Keeping a detailed record of the time and circumstances of hot flashes will allow you to modify your eating habits. Stimulants like tea, coffee, cola, and chocolate may trigger hot flashes, so can excessive alcohol consumption, heavy meals, fatty, salty, or very spicy foods.


If you perspire a lot, don’t forget to increase your intake of liquids. Now is a good time to drink more water and milk, and discover new herbal teas. Try to eat soup, and other foods that contain a lot of water such as fruit and vegetables more often.
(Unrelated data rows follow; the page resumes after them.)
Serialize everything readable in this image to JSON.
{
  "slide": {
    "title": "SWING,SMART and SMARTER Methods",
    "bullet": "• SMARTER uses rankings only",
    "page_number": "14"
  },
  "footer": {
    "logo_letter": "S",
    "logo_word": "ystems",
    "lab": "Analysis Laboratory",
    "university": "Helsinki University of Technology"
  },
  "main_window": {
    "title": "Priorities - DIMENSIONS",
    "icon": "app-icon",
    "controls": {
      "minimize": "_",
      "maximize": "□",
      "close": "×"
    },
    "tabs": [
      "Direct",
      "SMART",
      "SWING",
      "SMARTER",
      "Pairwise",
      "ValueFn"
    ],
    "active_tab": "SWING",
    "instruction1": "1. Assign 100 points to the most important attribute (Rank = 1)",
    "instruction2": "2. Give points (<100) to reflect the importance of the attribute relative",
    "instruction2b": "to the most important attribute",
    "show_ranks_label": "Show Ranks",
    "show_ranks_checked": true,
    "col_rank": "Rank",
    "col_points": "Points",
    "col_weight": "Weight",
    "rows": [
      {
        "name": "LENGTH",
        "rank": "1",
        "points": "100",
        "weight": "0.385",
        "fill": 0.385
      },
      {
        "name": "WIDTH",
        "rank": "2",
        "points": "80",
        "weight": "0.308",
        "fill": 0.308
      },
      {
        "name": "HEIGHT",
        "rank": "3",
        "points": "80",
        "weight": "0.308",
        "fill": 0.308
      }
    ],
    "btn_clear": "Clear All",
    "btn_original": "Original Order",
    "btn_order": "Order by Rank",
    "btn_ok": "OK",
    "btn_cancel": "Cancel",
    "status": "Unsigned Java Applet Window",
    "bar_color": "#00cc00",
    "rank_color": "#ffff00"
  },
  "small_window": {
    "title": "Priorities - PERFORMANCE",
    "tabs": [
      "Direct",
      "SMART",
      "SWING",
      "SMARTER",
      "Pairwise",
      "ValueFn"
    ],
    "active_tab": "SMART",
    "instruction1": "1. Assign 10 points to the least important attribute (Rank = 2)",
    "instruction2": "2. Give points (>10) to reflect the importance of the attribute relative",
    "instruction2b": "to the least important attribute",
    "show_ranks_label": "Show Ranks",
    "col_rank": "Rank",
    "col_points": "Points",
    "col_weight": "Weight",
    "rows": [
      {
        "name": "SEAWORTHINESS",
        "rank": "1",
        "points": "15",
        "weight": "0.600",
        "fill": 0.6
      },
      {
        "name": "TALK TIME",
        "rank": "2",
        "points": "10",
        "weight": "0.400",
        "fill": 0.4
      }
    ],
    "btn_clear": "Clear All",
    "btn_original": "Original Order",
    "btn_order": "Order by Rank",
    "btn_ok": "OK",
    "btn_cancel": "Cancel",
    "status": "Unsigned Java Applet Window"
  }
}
Fatigue can sometimes be a symptom of anemia, brought about by loss of iron due to more frequent menstrual flow sometimes seen in premenopausal years. Because it is difficult to get the daily recommended requirement of iron, and because it is found in varying quantities in many foods, it is important to eat a variety of foods rich in iron every day.

Sources of iron

  • Meat (beef, veal, pork, lamb)
  • Liver and other organ meats
  • Poultry and fish
  • Legumes: chickpeas, lentils, baked beans, kidney beans, etc.
  • Whole grain cereals such as oatmeal, whole wheat, whole wheat squares, baby cereals and other fortified breakfast cereals
  • Whole grain bread
  • Cream of wheat enriched with iron

Preventing osteoporosis

You can help maintain bone density by, amongst other things, consuming a sufficient amount of milk products. The body assimilates the calcium in milk products well because milk contains two components that help calcium absorption: lactose and vitamin D. Remember that certain commercial yogurts are made with milk that has been fortified with vitamin D.
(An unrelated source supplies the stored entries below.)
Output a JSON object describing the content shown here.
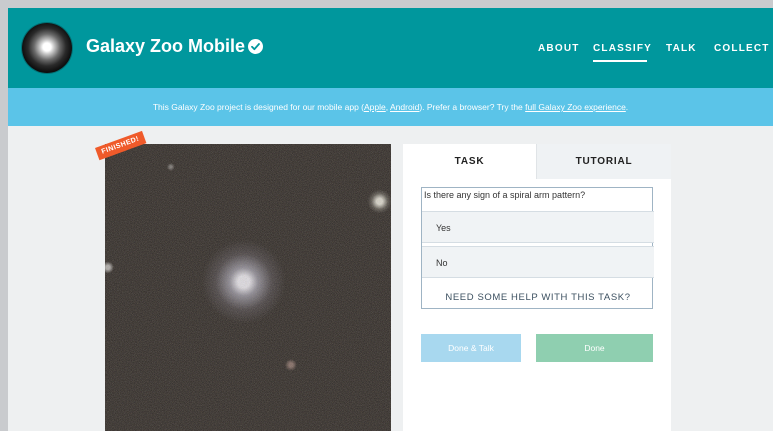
{
  "header": {
    "title": "Galaxy Zoo Mobile",
    "nav": [
      {
        "label": "ABOUT"
      },
      {
        "label": "CLASSIFY",
        "active": true
      },
      {
        "label": "TALK"
      },
      {
        "label": "COLLECT"
      }
    ]
  },
  "banner": {
    "text_before": "This Galaxy Zoo project is designed for our mobile app (",
    "link_apple": "Apple",
    "sep": ", ",
    "link_android": "Android",
    "text_middle": "). Prefer a browser? Try the ",
    "link_full": "full Galaxy Zoo experience",
    "text_after": "."
  },
  "subject": {
    "badge": "FINISHED!"
  },
  "panel": {
    "tabs": [
      {
        "label": "TASK",
        "active": true
      },
      {
        "label": "TUTORIAL"
      }
    ],
    "question": "Is there any sign of a spiral arm pattern?",
    "answers": [
      {
        "label": "Yes"
      },
      {
        "label": "No"
      }
    ],
    "help": "NEED SOME HELP WITH THIS TASK?",
    "buttons": {
      "done_talk": "Done & Talk",
      "done": "Done"
    }
  },
  "colors": {
    "header": "#00979d",
    "banner": "#5bc4e8",
    "badge": "#ef5a2a",
    "done_talk": "#a8d8ef",
    "done": "#8fcfb0"
  }
}
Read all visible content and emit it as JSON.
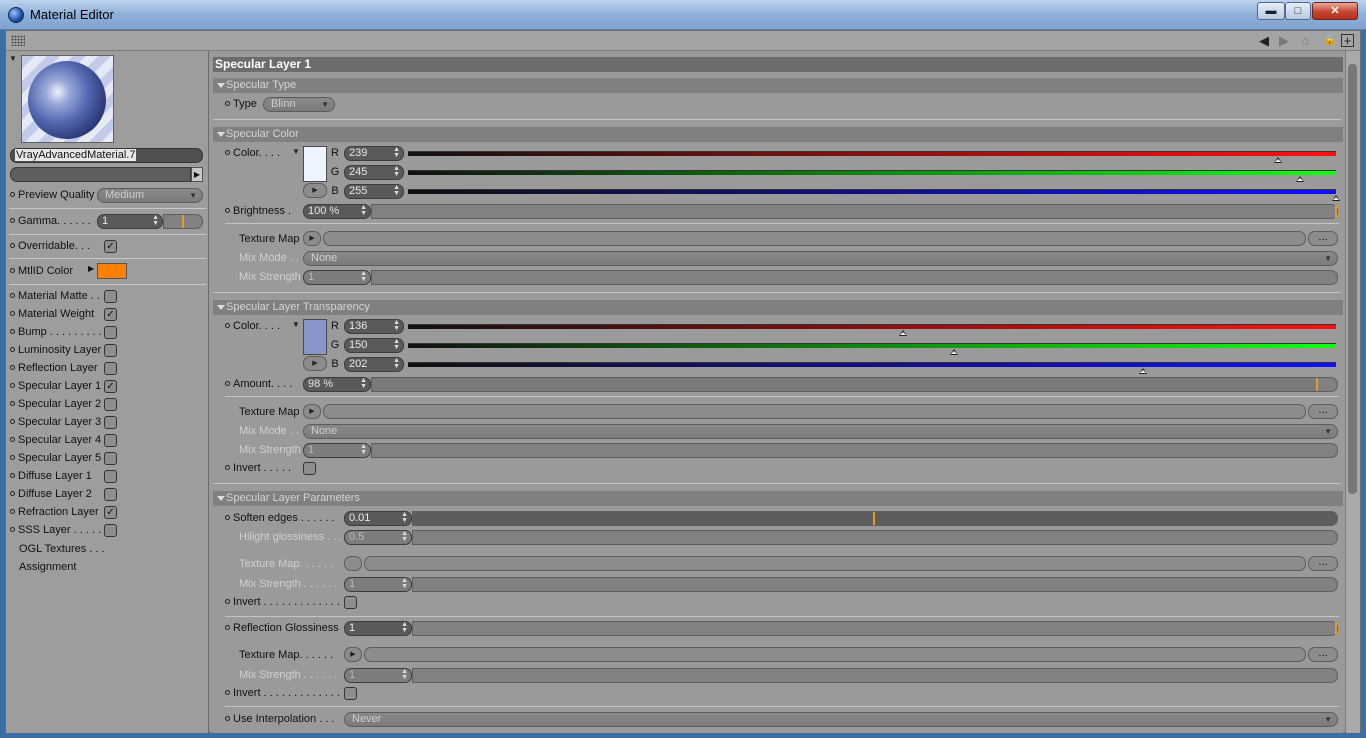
{
  "window": {
    "title": "Material Editor",
    "min_label": "▬",
    "max_label": "□",
    "close_label": "✕"
  },
  "toolbar": {
    "back_icon": "◀",
    "forward_icon": "▶",
    "home_icon": "⌂",
    "lock_icon": "🔒",
    "new_icon": "+"
  },
  "material": {
    "name": "VrayAdvancedMaterial.7"
  },
  "left": {
    "preview_quality_label": "Preview Quality",
    "preview_quality_value": "Medium",
    "gamma_label": "Gamma. . . . . .",
    "gamma_value": "1",
    "overridable_label": "Overridable. . .",
    "mtlid_label": "MtlID Color",
    "mtlid_color": "#ff8000",
    "channels": [
      {
        "label": "Material Matte  . .",
        "checked": false
      },
      {
        "label": "Material Weight",
        "checked": true
      },
      {
        "label": "Bump . . . . . . . . . .",
        "checked": false
      },
      {
        "label": "Luminosity Layer",
        "checked": false
      },
      {
        "label": "Reflection Layer",
        "checked": false
      },
      {
        "label": "Specular Layer 1",
        "checked": true
      },
      {
        "label": "Specular Layer 2",
        "checked": false
      },
      {
        "label": "Specular Layer 3",
        "checked": false
      },
      {
        "label": "Specular Layer 4",
        "checked": false
      },
      {
        "label": "Specular Layer 5",
        "checked": false
      },
      {
        "label": "Diffuse Layer 1",
        "checked": false
      },
      {
        "label": "Diffuse Layer 2",
        "checked": false
      },
      {
        "label": "Refraction Layer",
        "checked": true
      },
      {
        "label": "SSS Layer . . . . .",
        "checked": false
      }
    ],
    "ogl_textures_label": "OGL Textures . . .",
    "assignment_label": "Assignment"
  },
  "panel": {
    "header": "Specular Layer 1",
    "spec_type": {
      "section": "Specular Type",
      "type_label": "Type",
      "type_value": "Blinn"
    },
    "spec_color": {
      "section": "Specular Color",
      "color_label": "Color. . . .",
      "swatch": "#eff5ff",
      "r_label": "R",
      "r_value": "239",
      "r_frac": 0.937,
      "g_label": "G",
      "g_value": "245",
      "g_frac": 0.961,
      "b_label": "B",
      "b_value": "255",
      "b_frac": 1.0,
      "brightness_label": "Brightness  .",
      "brightness_value": "100 %",
      "brightness_frac": 1.0,
      "texture_map_label": "Texture Map",
      "mix_mode_label": "Mix Mode . .",
      "mix_mode_value": "None",
      "mix_strength_label": "Mix Strength",
      "mix_strength_value": "1",
      "dots_label": "..."
    },
    "transparency": {
      "section": "Specular Layer Transparency",
      "color_label": "Color. . . .",
      "swatch": "#8896ca",
      "r_label": "R",
      "r_value": "136",
      "r_frac": 0.533,
      "g_label": "G",
      "g_value": "150",
      "g_frac": 0.588,
      "b_label": "B",
      "b_value": "202",
      "b_frac": 0.792,
      "amount_label": "Amount. . . .",
      "amount_value": "98 %",
      "amount_frac": 0.98,
      "texture_map_label": "Texture Map",
      "mix_mode_label": "Mix Mode . .",
      "mix_mode_value": "None",
      "mix_strength_label": "Mix Strength",
      "mix_strength_value": "1",
      "invert_label": "Invert . . . . .",
      "dots_label": "..."
    },
    "params": {
      "section": "Specular Layer Parameters",
      "soften_label": "Soften edges . . . . . .",
      "soften_value": "0.01",
      "soften_frac": 0.5,
      "hilight_label": "Hilight glossiness . . .",
      "hilight_value": "0.5",
      "tex_label": "Texture Map. . . . . .",
      "mixs_label": "Mix Strength . . . . . .",
      "mixs_value": "1",
      "invert_label": "Invert . . . . . . . . . . . . .",
      "refl_gloss_label": "Reflection Glossiness",
      "refl_gloss_value": "1",
      "tex2_label": "Texture Map. . . . . .",
      "mixs2_label": "Mix Strength . . . . . .",
      "mixs2_value": "1",
      "invert2_label": "Invert . . . . . . . . . . . . .",
      "interp_label": "Use Interpolation . . .",
      "interp_value": "Never",
      "dots_label": "..."
    }
  }
}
To ensure an adequate intake of vitamin D, two daily servings of milk are recommended by Canada’s Food Guide. Health Canada also recommends a daily vitamin D supplement of 10 µg (400 IU) for all adults over the age of 50.

Physical activity to the rescue

The practice of regular weight-bearing physical activity allows formation of a greater bone density. Also, physical activity helps tone muscles and promotes good balance and coordination which contributes to reducing the risk of falls.

To learn more about bone health and osteoporosis, read our Bone Health and Osteoporosis article.

Get your daily dose of Milk and Alternatives

Women aged 19-50: 2 servings per day
Women aged 51 and above: 3 servings per day

The word "daily" is very important. In fact, the human body absorbs occasional and massive doses of calcium poorly. Therefore, it is better to consume milk and its alternatives in sufficient quantities every day.

Good sources of calcium

Foods equal to one serving of Milk and Alternatives:

  • 250 mL (1 cup) of milk
  • 175 g (3/4 cup) of yogurt
  • 50 g (1 1/2 oz) of cheese such as Cheddar, Blue, Brick, Edam, Gouda, Gruyere, Mozzarella, Swiss, etc.